Bazı yazarların haddinden fazla övülmesine de yol verilmekteydi. Mesela eleştirmen yoldaş Samaganov: “Yoldaş Aytmatov ile sadece Kırgız edebiyatı değil, Kırgız halkı da yükseldi.” dedi. Yazar T. Kasımbekov daha da ileri giderek “Eğer doğrusunu söylemek gerekirse Aytmatov’un dışındaki bizler çıplak krallarız.” dedi.
Aytmatov’un kendisi de sevdiği yazarların eserlerini övdüğü zaman söze cimrilik etmiyordu. Buna, Eraliyev’in “Yıldızlara seyahat” isimli manzumesi için söyledikleri bir örnektir. Onun bu manzumeyi konu alan küçük bir makalesi 13 Eylül 1964’te Sovetskaya Kirgiziya (Sovyet Kırgızistanı) isimli gazetede basıldı. Bu makalede biz onun son derece görkemli ifadelerini, durup dinmek bilmeyen övgü selini görüyoruz. Örneğin “Eraliyev Kırgız şiirinin, bana göre, hatta bütün Türk dilli edebiyatın önüne yeni sahiller açtı… Ben gerçek, yüksek şiirden bahsedenlere Eraliyev’in manzumesini mısralarına, harflerine ve çekirdeğine kadar paylaştırmaya hasretim.”

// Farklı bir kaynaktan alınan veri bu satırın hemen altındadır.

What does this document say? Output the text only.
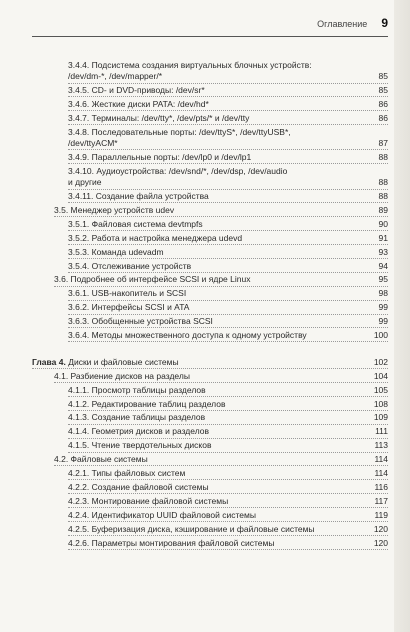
Оглавление 9
3.4.4. Подсистема создания виртуальных блочных устройств:
/dev/dm-*, /dev/mapper/*	85
3.4.5. CD- и DVD-приводы: /dev/sr*	85
3.4.6. Жесткие диски PATA: /dev/hd*	86
3.4.7. Терминалы: /dev/tty*, /dev/pts/* и /dev/tty	86
3.4.8. Последовательные порты: /dev/ttyS*, /dev/ttyUSB*,
/dev/ttyACM*	87
3.4.9. Параллельные порты: /dev/lp0 и /dev/lp1	88
3.4.10. Аудиоустройства: /dev/snd/*, /dev/dsp, /dev/audio
и другие	88
3.4.11. Создание файла устройства	88
3.5. Менеджер устройств udev	89
3.5.1. Файловая система devtmpfs	90
3.5.2. Работа и настройка менеджера udevd	91
3.5.3. Команда udevadm	93
3.5.4. Отслеживание устройств	94
3.6. Подробнее об интерфейсе SCSI и ядре Linux	95
3.6.1. USB-накопитель и SCSI	98
3.6.2. Интерфейсы SCSI и ATA	99
3.6.3. Обобщенные устройства SCSI	99
3.6.4. Методы множественного доступа к одному устройству	100
Глава 4. Диски и файловые системы	102
4.1. Разбиение дисков на разделы	104
4.1.1. Просмотр таблицы разделов	105
4.1.2. Редактирование таблиц разделов	108
4.1.3. Создание таблицы разделов	109
4.1.4. Геометрия дисков и разделов	111
4.1.5. Чтение твердотельных дисков	113
4.2. Файловые системы	114
4.2.1. Типы файловых систем	114
4.2.2. Создание файловой системы	116
4.2.3. Монтирование файловой системы	117
4.2.4. Идентификатор UUID файловой системы	119
4.2.5. Буферизация диска, кэширование и файловые системы	120
4.2.6. Параметры монтирования файловой системы	120
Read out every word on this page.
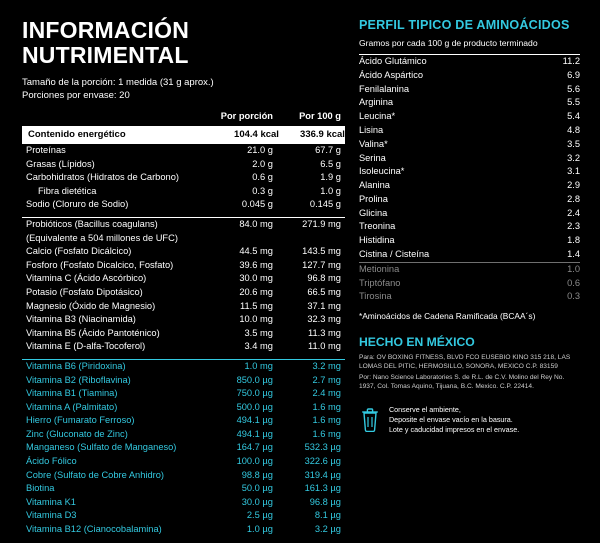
INFORMACIÓN NUTRIMENTAL

Tamaño de la porción: 1 medida (31 g aprox.)

Porciones por envase: 20

	Por porción	Por 100 g
Contenido energético	104.4 kcal	336.9 kcal
Proteínas	21.0 g	67.7 g
Grasas (Lípidos)	2.0 g	6.5 g
Carbohidratos (Hidratos de Carbono)	0.6 g	1.9 g
Fibra dietética	0.3 g	1.0 g
Sodio (Cloruro de Sodio)	0.045 g	0.145 g

Probióticos (Bacillus coagulans)	84.0 mg	271.9 mg
(Equivalente a 504 millones de UFC)		
Calcio (Fosfato Dicálcico)	44.5 mg	143.5 mg
Fosforo (Fosfato Dicalcico, Fosfato)	39.6 mg	127.7 mg
Vitamina C (Ácido Ascórbico)	30.0 mg	96.8 mg
Potasio (Fosfato Dipotásico)	20.6 mg	66.5 mg
Magnesio (Óxido de Magnesio)	11.5 mg	37.1 mg
Vitamina B3 (Niacinamida)	10.0 mg	32.3 mg
Vitamina B5 (Ácido Pantoténico)	3.5 mg	11.3 mg
Vitamina E (D-alfa-Tocoferol)	3.4 mg	11.0 mg

Vitamina B6 (Piridoxina)	1.0 mg	3.2 mg
Vitamina B2 (Riboflavina)	850.0 µg	2.7 mg
Vitamina B1 (Tiamina)	750.0 µg	2.4 mg
Vitamina A (Palmitato)	500.0 µg	1.6 mg
Hierro (Fumarato Ferroso)	494.1 µg	1.6 mg
Zinc (Gluconato de Zinc)	494.1 µg	1.6 mg
Manganeso (Sulfato de Manganeso)	164.7 µg	532.3 µg
Ácido Fólico	100.0 µg	322.6 µg
Cobre (Sulfato de Cobre Anhidro)	98.8 µg	319.4 µg
Biotina	50.0 µg	161.3 µg
Vitamina K1	30.0 µg	96.8 µg
Vitamina D3	2.5 µg	8.1 µg
Vitamina B12 (Cianocobalamina)	1.0 µg	3.2 µg

PERFIL TIPICO DE AMINOÁCIDOS

Gramos por cada 100 g de producto terminado

Ácido Glutámico	11.2
Ácido Aspártico	6.9
Fenilalanina	5.6
Arginina	5.5
Leucina*	5.4
Lisina	4.8
Valina*	3.5
Serina	3.2
Isoleucina*	3.1
Alanina	2.9
Prolina	2.8
Glicina	2.4
Treonina	2.3
Histidina	1.8
Cistina / Cisteína	1.4
Metionina	1.0
Triptófano	0.6
Tirosina	0.3

*Aminoácidos de Cadena Ramificada (BCAA´s)

HECHO EN MÉXICO

Para: OV BOXING FITNESS, BLVD FCO EUSEBIO KINO 315 218, LAS LOMAS DEL PITIC, HERMOSILLO, SONORA, MEXICO C.P. 83159

Por: Nano Science Laboratories S. de R.L. de C.V. Molino del Rey No. 1937, Col. Tomas Aquino, Tijuana, B.C. Mexico. C.P. 22414.

Conserve el ambiente,
Deposite el envase vacío en la basura.
Lote y caducidad impresos en el envase.
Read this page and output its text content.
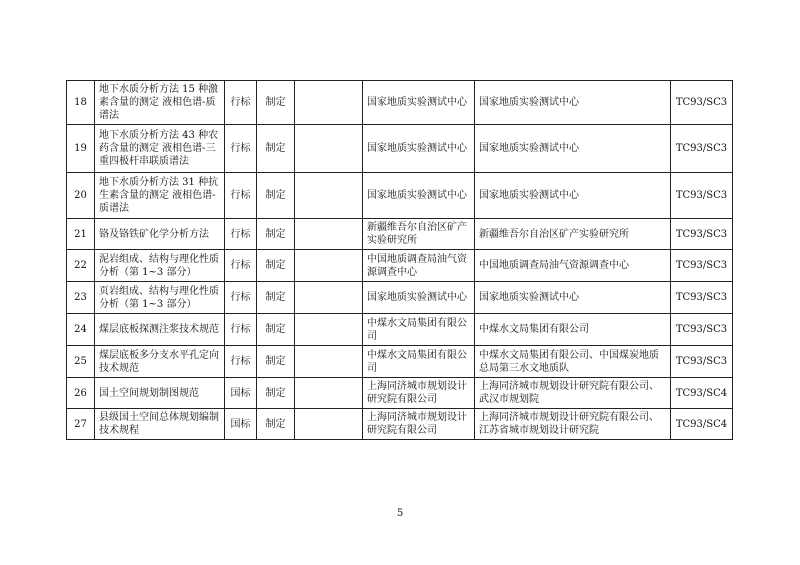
18	地下水质分析方法 15 种激素含量的测定 液相色谱-质谱法	行标	制定		国家地质实验测试中心	国家地质实验测试中心	TC93/SC3
19	地下水质分析方法 43 种农药含量的测定 液相色谱-三重四极杆串联质谱法	行标	制定		国家地质实验测试中心	国家地质实验测试中心	TC93/SC3
20	地下水质分析方法 31 种抗生素含量的测定 液相色谱-质谱法	行标	制定		国家地质实验测试中心	国家地质实验测试中心	TC93/SC3
21	铬及铬铁矿化学分析方法	行标	制定		新疆维吾尔自治区矿产实验研究所	新疆维吾尔自治区矿产实验研究所	TC93/SC3
22	泥岩组成、结构与理化性质分析（第 1~3 部分）	行标	制定		中国地质调查局油气资源调查中心	中国地质调查局油气资源调查中心	TC93/SC3
23	页岩组成、结构与理化性质分析（第 1~3 部分）	行标	制定		国家地质实验测试中心	国家地质实验测试中心	TC93/SC3
24	煤层底板探测注浆技术规范	行标	制定		中煤水文局集团有限公司	中煤水文局集团有限公司	TC93/SC3
25	煤层底板多分支水平孔定向技术规范	行标	制定		中煤水文局集团有限公司	中煤水文局集团有限公司、中国煤炭地质总局第三水文地质队	TC93/SC3
26	国土空间规划制图规范	国标	制定		上海同济城市规划设计研究院有限公司	上海同济城市规划设计研究院有限公司、武汉市规划院	TC93/SC4
27	县级国土空间总体规划编制技术规程	国标	制定		上海同济城市规划设计研究院有限公司	上海同济城市规划设计研究院有限公司、江苏省城市规划设计研究院	TC93/SC4
5
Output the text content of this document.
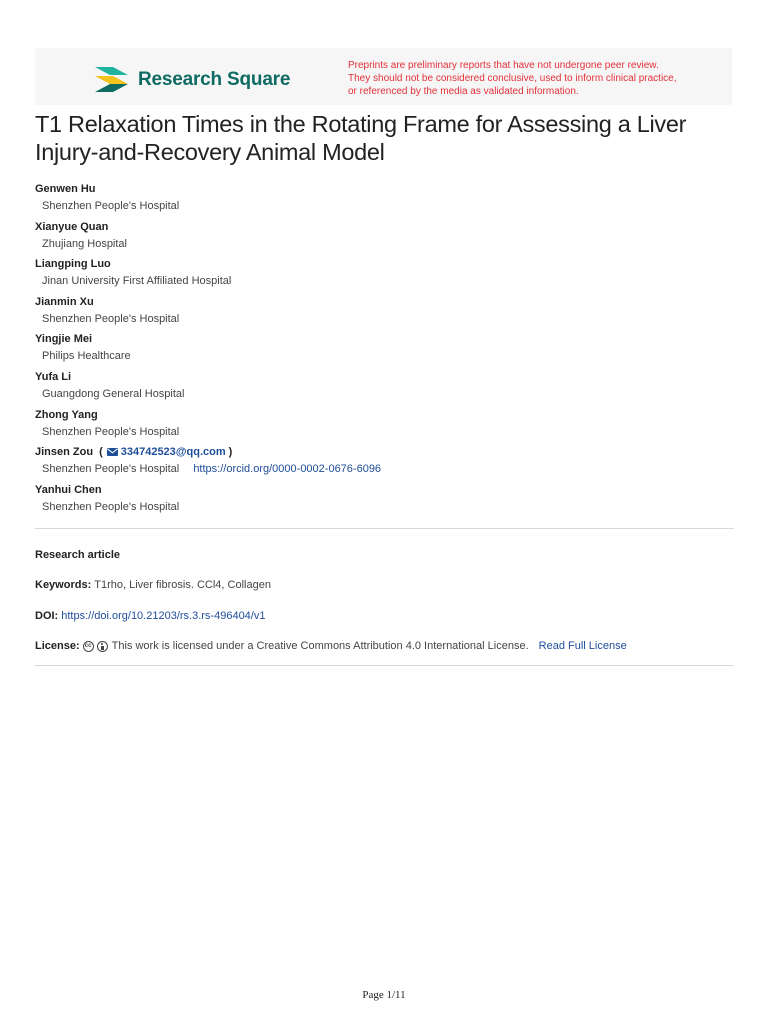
Research Square
Preprints are preliminary reports that have not undergone peer review.
They should not be considered conclusive, used to inform clinical practice,
or referenced by the media as validated information.
T1 Relaxation Times in the Rotating Frame for Assessing a Liver Injury-and-Recovery Animal Model
Genwen Hu
Shenzhen People's Hospital
Xianyue Quan
Zhujiang Hospital
Liangping Luo
Jinan University First Affiliated Hospital
Jianmin Xu
Shenzhen People's Hospital
Yingjie Mei
Philips Healthcare
Yufa Li
Guangdong General Hospital
Zhong Yang
Shenzhen People's Hospital
Jinsen Zou ( 334742523@qq.com )
Shenzhen People's Hospital https://orcid.org/0000-0002-0676-6096
Yanhui Chen
Shenzhen People's Hospital
Research article
Keywords: T1rho, Liver fibrosis. CCl4, Collagen
DOI: https://doi.org/10.21203/rs.3.rs-496404/v1
License: cc This work is licensed under a Creative Commons Attribution 4.0 International License. Read Full License
Page 1/11
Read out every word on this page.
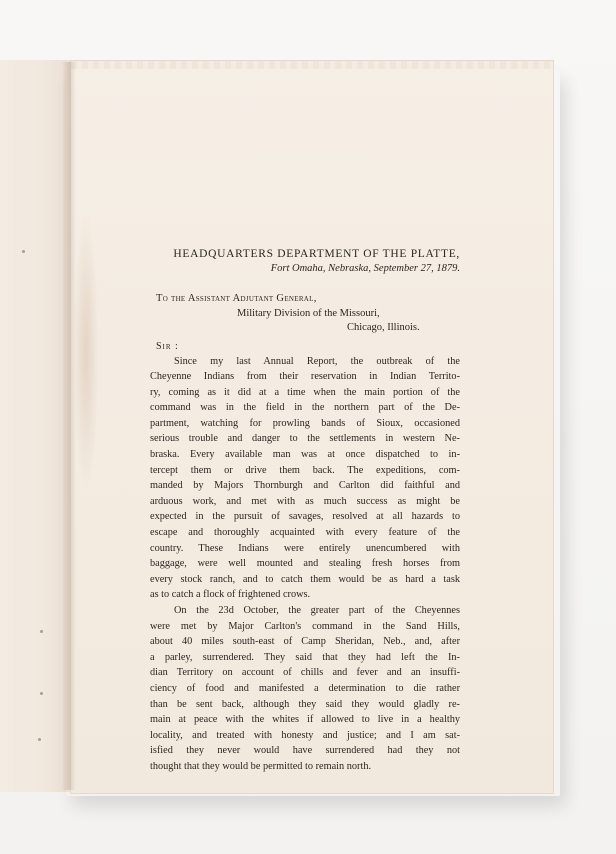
HEADQUARTERS DEPARTMENT OF THE PLATTE,

Fort Omaha, Nebraska, September 27, 1879.

To the Assistant Adjutant General,

Military Division of the Missouri,

Chicago, Illinois.

Sir :

Since my last Annual Report, the outbreak of the
Cheyenne Indians from their reservation in Indian Territo-
ry, coming as it did at a time when the main portion of the
command was in the field in the northern part of the De-
partment, watching for prowling bands of Sioux, occasioned
serious trouble and danger to the settlements in western Ne-
braska. Every available man was at once dispatched to in-
tercept them or drive them back. The expeditions, com-
manded by Majors Thornburgh and Carlton did faithful and
arduous work, and met with as much success as might be
expected in the pursuit of savages, resolved at all hazards to
escape and thoroughly acquainted with every feature of the
country. These Indians were entirely unencumbered with
baggage, were well mounted and stealing fresh horses from
every stock ranch, and to catch them would be as hard a task
as to catch a flock of frightened crows.
On the 23d October, the greater part of the Cheyennes
were met by Major Carlton's command in the Sand Hills,
about 40 miles south-east of Camp Sheridan, Neb., and, after
a parley, surrendered. They said that they had left the In-
dian Territory on account of chills and fever and an insuffi-
ciency of food and manifested a determination to die rather
than be sent back, although they said they would gladly re-
main at peace with the whites if allowed to live in a healthy
locality, and treated with honesty and justice; and I am sat-
isfied they never would have surrendered had they not
thought that they would be permitted to remain north.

Yoldaş Aytmatov yeni yetişen yazarlara abartmalı övgüler yağdırmıştır. Basit bir ifadeyle o kendisini Kırgız sanatının kadrini ve değerini bilen, genç yeteneklerin yetişmesine gayret eden tek bir insan olduğunu kabul
9
Karıbek Moldobayev o dönemde Kırgızistan Komünist Partisi Bilim ve Kültür Bölümü başkanıydı; Beyşen Murataliyev Kırgızistan Komünist Partisi Merkezî Komitesi İdeoloji Bölümü sekreteriydi.